Cette suite d’évènements frappa ma pupille en une fraction de seconde, mélange d’imagination et de représentations croisées sur des peintures, des textes, des gravures. Ces fragments d’images se superposaient les uns aux autres à un rythme frénétique comme si cette expérience était inscrite dans mon génome, comme si le traumatisme dormait en chacun en nous.

Le régent m’observa profondément. Il savait.

Au loin dans le camp, un soldat chantonnait une mélodie grivoise.


Patiemment, le régent reprit son histoire à l’endroit où mon esprit s’était arrêté.


— Grâce à l’alter, l’équilibre des races s’est renversé. Les Genovae ont répandu l’alter chez leurs frères et sœurs.


«Certains frères.» précisai-je dans ma tête, avec une pointe d’aigreur.


— L’humain s’est affranchi de sa condition et est allé plus loin que tous ses ancêtres. Pour la première fois de son existence, il a pris l’ascendant sur les arkosaures. Mauvais joueurs, ces derniers, une fois doués de conscience et de parole grâce au même alter qui a donné aux hommes ses pouvoirs, sont devenue une véritable nation, les Arkoprim. Et alors, ils ont accusé l’homme d’être à l’origine du massacre de leurs animaux d’ancêtres.


Le professeur Joan ne s’était jamais attardé sur la question, mais il me semblait qu’à cette même époque, les alteran s’étaient mis à chasser les arkosaures jugés « problématiques » - comprendre les plus gros et les plus carnivores -. Mais le régent n’en parla pas.
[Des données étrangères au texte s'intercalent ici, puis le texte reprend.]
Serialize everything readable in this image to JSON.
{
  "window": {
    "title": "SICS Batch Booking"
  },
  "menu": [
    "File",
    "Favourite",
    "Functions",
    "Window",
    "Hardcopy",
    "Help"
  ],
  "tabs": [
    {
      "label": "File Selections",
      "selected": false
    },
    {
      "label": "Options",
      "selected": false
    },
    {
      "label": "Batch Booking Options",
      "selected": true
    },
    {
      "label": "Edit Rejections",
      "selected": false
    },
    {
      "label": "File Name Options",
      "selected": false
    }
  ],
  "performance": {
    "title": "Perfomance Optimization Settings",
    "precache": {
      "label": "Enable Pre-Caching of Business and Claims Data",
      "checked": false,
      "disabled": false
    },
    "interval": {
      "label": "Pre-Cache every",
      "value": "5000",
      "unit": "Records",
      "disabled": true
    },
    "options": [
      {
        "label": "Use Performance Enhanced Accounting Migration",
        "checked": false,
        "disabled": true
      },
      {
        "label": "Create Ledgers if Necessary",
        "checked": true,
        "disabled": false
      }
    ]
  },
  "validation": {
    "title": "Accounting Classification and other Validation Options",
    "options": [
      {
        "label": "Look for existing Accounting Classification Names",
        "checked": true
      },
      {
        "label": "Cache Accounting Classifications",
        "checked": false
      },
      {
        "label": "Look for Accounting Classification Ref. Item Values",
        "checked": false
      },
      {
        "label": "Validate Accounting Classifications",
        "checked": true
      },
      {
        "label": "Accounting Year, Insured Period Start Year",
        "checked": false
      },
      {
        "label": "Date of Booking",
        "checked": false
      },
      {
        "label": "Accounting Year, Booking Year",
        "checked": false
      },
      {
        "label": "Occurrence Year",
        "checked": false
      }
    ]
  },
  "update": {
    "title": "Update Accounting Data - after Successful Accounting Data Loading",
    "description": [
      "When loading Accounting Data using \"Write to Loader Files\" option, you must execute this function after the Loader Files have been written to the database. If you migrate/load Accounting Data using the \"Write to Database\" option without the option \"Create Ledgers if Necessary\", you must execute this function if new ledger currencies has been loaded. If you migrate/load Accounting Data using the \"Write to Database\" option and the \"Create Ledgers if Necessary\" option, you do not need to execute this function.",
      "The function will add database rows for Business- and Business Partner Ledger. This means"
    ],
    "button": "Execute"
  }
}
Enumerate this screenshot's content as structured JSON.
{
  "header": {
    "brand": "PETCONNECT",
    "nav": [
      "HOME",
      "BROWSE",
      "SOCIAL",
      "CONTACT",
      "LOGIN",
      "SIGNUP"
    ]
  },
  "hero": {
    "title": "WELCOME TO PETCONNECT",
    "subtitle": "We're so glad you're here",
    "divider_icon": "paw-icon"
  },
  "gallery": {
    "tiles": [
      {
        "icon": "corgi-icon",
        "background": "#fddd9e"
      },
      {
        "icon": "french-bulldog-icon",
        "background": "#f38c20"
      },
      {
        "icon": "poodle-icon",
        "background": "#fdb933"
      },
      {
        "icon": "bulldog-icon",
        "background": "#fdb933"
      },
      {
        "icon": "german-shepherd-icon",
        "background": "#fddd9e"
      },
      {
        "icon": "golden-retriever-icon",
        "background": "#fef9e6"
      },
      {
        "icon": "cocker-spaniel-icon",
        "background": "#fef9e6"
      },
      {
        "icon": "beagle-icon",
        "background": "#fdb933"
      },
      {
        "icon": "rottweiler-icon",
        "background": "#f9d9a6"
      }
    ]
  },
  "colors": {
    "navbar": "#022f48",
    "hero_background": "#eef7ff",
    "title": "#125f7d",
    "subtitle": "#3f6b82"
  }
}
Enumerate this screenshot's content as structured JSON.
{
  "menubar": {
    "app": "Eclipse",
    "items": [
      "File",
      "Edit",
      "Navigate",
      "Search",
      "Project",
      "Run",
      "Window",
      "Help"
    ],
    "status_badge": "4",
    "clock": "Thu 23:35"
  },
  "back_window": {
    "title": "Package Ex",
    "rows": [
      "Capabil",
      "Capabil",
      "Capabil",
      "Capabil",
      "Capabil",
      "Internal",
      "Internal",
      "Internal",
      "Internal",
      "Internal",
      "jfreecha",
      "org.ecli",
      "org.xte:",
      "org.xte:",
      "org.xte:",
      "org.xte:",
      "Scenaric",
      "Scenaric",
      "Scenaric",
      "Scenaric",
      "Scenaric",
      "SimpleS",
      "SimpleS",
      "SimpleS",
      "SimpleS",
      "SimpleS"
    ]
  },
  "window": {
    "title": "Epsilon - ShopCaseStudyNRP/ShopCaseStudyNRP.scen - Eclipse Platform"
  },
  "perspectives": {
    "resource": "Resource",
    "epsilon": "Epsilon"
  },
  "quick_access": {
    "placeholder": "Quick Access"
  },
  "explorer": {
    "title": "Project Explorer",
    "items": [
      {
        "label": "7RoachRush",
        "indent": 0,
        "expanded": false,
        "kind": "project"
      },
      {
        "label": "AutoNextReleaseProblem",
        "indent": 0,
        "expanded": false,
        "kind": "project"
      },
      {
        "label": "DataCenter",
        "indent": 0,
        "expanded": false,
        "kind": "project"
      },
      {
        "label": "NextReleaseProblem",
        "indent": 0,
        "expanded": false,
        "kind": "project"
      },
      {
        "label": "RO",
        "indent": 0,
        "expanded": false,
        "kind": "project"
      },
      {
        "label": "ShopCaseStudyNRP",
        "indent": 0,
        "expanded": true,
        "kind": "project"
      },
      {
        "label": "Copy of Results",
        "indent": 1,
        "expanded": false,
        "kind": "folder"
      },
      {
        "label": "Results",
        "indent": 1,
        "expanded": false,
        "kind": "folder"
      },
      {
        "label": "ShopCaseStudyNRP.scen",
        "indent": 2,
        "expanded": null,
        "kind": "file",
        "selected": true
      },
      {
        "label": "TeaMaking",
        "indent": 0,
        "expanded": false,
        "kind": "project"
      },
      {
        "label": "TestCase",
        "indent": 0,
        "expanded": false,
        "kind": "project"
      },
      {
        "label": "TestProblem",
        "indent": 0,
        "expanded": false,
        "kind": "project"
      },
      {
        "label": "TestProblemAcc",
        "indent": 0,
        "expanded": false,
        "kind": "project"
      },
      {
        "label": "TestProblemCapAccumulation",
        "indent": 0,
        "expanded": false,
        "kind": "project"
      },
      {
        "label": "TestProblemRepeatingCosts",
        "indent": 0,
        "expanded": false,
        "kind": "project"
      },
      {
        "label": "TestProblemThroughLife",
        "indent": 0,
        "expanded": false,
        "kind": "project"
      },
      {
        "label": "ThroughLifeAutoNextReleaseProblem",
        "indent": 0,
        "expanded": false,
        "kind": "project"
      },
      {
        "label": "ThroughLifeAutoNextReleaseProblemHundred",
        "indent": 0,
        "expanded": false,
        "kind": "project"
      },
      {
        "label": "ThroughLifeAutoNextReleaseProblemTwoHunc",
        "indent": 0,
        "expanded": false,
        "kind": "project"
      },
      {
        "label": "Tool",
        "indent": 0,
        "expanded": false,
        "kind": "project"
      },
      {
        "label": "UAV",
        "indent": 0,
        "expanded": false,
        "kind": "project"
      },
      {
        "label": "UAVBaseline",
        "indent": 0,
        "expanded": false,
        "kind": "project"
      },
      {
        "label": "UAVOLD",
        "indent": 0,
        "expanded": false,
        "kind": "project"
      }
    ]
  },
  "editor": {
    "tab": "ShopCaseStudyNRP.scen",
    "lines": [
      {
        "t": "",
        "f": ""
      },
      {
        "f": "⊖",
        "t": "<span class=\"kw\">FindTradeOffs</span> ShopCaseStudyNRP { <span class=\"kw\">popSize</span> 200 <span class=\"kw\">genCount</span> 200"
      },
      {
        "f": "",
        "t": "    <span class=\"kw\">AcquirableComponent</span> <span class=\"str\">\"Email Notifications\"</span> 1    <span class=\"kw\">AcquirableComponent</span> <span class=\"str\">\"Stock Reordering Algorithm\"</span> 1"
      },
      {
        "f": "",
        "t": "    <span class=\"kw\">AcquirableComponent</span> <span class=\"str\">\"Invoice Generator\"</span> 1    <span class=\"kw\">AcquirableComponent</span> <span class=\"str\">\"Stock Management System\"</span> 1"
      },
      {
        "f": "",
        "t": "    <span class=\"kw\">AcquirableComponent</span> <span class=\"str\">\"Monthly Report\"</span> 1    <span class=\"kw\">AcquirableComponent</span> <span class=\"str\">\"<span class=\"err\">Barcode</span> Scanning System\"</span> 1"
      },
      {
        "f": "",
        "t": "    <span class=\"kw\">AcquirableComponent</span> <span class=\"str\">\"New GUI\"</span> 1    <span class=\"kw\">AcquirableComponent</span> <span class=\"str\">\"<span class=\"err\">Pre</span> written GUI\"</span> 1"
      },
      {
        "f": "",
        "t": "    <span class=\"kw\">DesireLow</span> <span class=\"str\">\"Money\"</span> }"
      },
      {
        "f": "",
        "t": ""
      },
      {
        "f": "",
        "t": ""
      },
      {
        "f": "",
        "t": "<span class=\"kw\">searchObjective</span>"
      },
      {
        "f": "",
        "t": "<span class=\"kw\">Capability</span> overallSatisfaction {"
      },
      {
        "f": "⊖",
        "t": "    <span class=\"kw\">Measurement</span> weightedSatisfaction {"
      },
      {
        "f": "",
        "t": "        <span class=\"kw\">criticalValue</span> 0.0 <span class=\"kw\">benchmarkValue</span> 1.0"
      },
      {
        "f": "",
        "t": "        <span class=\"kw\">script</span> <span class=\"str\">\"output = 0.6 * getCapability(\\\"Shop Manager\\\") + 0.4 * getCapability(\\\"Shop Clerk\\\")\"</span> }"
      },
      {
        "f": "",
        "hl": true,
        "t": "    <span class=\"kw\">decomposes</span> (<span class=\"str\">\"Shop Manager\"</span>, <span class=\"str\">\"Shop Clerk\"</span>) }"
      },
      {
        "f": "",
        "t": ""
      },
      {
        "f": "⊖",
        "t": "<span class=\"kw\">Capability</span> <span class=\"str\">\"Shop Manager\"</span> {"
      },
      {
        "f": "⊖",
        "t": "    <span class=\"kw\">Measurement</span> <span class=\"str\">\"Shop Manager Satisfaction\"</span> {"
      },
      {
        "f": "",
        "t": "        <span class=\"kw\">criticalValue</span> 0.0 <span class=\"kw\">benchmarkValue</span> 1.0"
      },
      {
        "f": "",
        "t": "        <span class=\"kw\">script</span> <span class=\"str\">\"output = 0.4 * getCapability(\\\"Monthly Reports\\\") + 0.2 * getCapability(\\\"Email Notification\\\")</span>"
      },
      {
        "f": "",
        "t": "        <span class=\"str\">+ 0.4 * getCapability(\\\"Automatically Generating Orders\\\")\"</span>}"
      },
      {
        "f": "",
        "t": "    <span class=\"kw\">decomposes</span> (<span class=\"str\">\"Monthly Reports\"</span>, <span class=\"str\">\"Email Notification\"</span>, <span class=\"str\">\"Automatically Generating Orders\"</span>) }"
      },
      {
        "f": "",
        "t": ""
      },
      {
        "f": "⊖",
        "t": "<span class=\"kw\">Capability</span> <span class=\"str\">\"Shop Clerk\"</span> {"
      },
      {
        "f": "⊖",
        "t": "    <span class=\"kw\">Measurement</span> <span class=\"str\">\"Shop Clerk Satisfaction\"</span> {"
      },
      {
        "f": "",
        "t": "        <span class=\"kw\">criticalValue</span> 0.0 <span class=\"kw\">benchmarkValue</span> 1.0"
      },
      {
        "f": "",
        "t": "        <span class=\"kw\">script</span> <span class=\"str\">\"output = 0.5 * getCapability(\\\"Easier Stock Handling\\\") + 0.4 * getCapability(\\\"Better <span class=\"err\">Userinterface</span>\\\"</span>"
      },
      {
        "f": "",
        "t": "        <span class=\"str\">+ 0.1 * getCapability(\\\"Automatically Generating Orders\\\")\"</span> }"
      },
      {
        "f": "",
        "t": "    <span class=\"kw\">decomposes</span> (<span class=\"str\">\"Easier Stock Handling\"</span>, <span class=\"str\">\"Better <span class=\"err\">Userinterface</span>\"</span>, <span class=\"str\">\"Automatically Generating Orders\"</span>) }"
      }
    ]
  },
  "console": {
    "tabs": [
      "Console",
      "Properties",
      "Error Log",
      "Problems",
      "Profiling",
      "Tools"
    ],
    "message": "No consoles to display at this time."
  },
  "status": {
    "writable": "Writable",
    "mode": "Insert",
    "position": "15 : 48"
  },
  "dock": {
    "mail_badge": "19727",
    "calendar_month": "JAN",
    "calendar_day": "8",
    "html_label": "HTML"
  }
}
« Les Arkoprim nous voue une haine farouche. Quand on sait comme ils sont capables de traiter leurs propres ancêtres, ça laisse songeur, mais que veux-tu. Alors, dis-moi Nak. Doit-on se laisser faire ? Devons-nous transformer ce don venu du ciel en fardeau ?

Il pointa la constellation qui s’étendait, impassible, au-dessus de nos têtes.


— Contrairement à ce qu’ils prétendent, nous n’avons pas appelé l’Alfaroc. Comment aurions-nous pu ? Ce sont les Astres qui nous l’ont confié.


Que répondre à ça ?


J’avais beau connaitre l’histoire de ce conflit, je ne me sentais pas plus concerné pour autant. C’était le conflit d’une autre époque, presque d’un autre monde.

C’était aussi un débat sans fin que je n’étais pas sûr de gagner face au régent.

Mon attention glissa discrètement sur le côté, espérant apercevoir la silhouette tapie dans la nuit, mais le régent se tenait devant.


— Tu ferais mieux d’aller dormir et de réfléchir à ce qu’on s’est dit, fit-il en me tapotant l’épaule.

J’acquiesçai piteusement.

Il partit comme il était venu, disparaissant au détour d’une allée.


Quand le bruit de ses pas finit d’être absorbé par la pénombre, Dyf se mit à ricaner :

« Et beh ! On est tout chamboulé ? »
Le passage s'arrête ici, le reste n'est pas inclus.